Não era fácil ser brasileiro a serviço de portugueses e espanhóis nos restaurantes daquele tempo. Havia contra o brasileiro muito preconceito, um estigma disseminado sabe lá Deus por quem, e tivemos que trabalhar dobrado para desfazer o  rótulo.
Chorávamos nossas dores de amores de juventude não correspondidos no ombro um do outro e sonhávamos em, um dia, irmos ao junto ao Brasil, tão logo nos legalizássemos.
Planejamos ir a shows de MPB em BH, tomar banhos de mar nas águas de Fortaleza, curtir baladas intermináveis onde houvesse baladas e beber uma brahma gelada, acompanhada de frango assado, daqueles de 'televisão de cachorro', no mercado municipal da Governador Valadares. Infelizmente a vida nos levou para lugares diferentes e não chegamos a realizar o sonho comum aos dois, apesar de sempre gravitarmos em torno de Newark.
Vivemos momentos muito especiais e cada pequena vitória pessoal era comemorada pelo outro como uma final de copa do mundo.

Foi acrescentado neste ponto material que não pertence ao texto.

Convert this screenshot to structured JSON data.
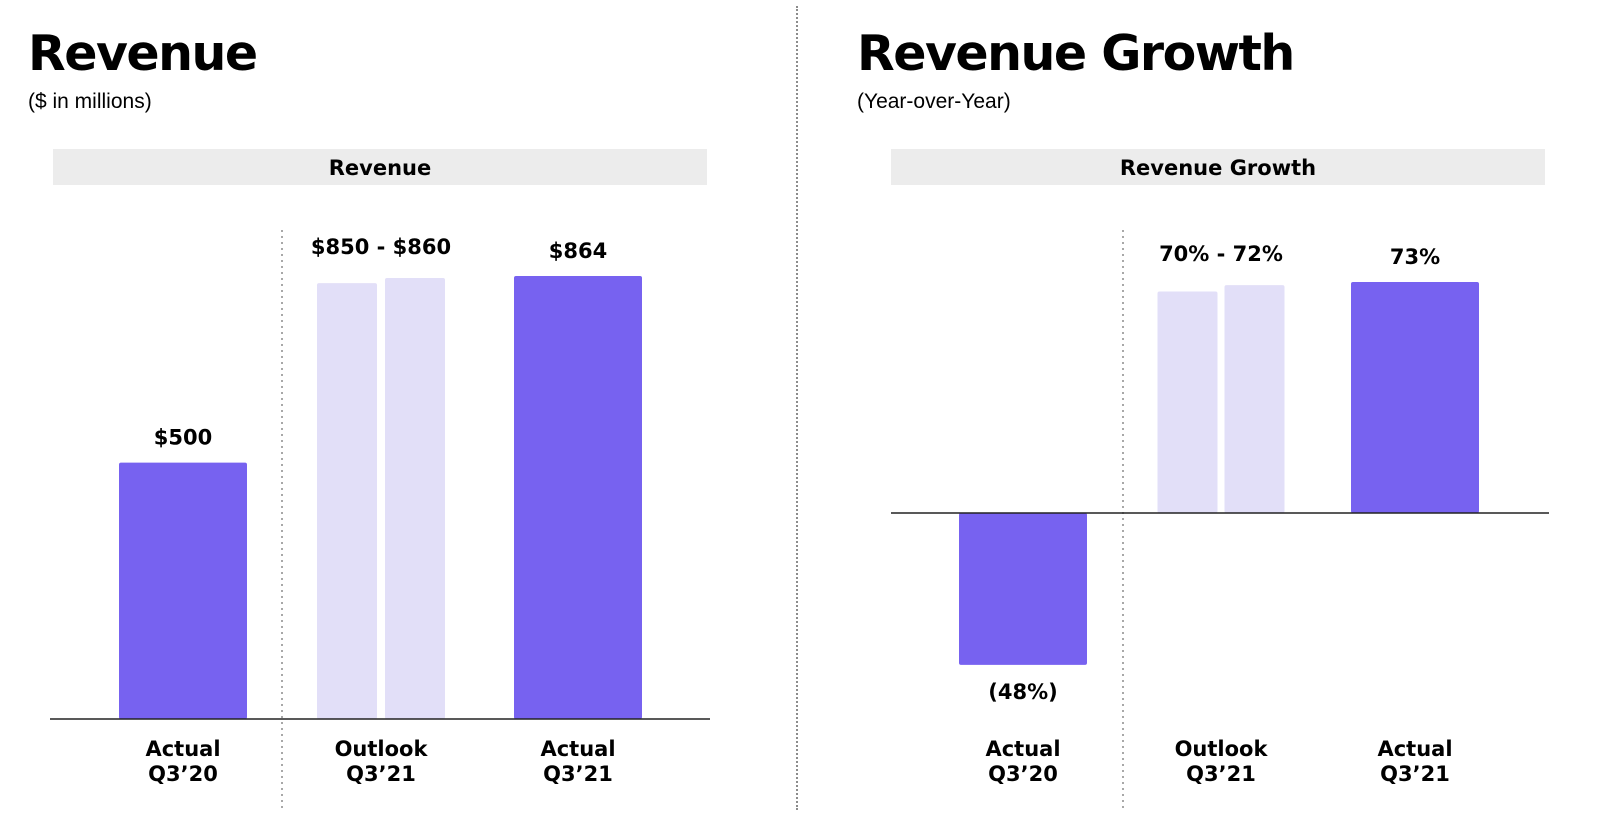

Tenho muitas estórias para contar daquele tempo, algumas impublicáveis. Mas tem este episódio que relato a seguir, que demonstra bem o tipo de pessoa que era o Pitico.
Rolava no apartamento um cateado nos dias de folga. Jogávamos apostado uma moeda de 25 centavos por cada partida. Naquele dia, Pitico estava com sorte e eu não conseguia tirar as cartas que necessitava para vencer. Jogamos por cerca de seis horas seguidas e ele já havia me limpado em dez dólares. Inconformado, quis recuperar, propondo a ele um tudo ou nada, casando desafiadoramente uma nota de dez.
Pitico deu uma caçoada e aceitou, antes de me aplicar uma nova surra.
Mau perdedor, pedi que apostássemos os vinte ganhados e ele, com pena, topou.
E foi me vencendo, uma vez após a outra, até já ter acumulado 170 dólares, dos 220 semanais que eu ganhava lavando pratos na cozinha do O'Campino.
Fui dormir bêbado e falido. 
Na manhã seguinte, quando acordei ele já tinha saído para o trabalho. Em cima do meu criado-mudo estava um envelope contendo o dinheiro perdido por mim na jogatina da noite anterior e um bilhete contendo uma única palavra:
    "PATO!"
Há dois anos, Pitico descobriu que estava com câncer e lhe foi dado apenas um ano para viver. Ele não se conformou, fez de conta que não era nada com ele.
Desafiou a medicina, continuou respirando, sonhando com futuros bonitos e ainda viveria o dobro do tempo dado pelos médicos.
E viveu como sempre viveu, com intensidade e paixão. 
Viveu para acompanhar um pouco mais a trajetória dos filhos adolescentes.
Viveu para a caminhar um pouco mais ao lado de Márcia.
Viveu para ver e abraçar a primeira neta e se tornar penta-campeão da Copa do Brasil com o Cruzeiro, um dos seus grandes amores.
Viveu com a nobreza de sempre, sem reclamar das dores atrozes e das cruéis impossibilidades, e nos mostrou que a vida é bela e deve ser apreciada e vivida até o último suspiro, ainda que o inevitável fim tenha data marcada.
Na madrugada passada (22 de outubro), Pitico virou passarinho. Ele, que era leve e sempre soube voar.
Vou sentir demais a sua falta, meu menino.
Até um dia, Pitico.
Você continua vivo em mim e nos seus.


* Foto tirada em 1984, na Wilson Avenue, em Newark. Éramos jovens e acreditávamos na imortalidade. 

1 comment:

ÍndigoHorizonte said...

Querido Roberto:

Siento que tu hermano del alma se haya ido. Los pájaros siempre vuelan. Revolotea él ahora, junto a ti y a los suyos.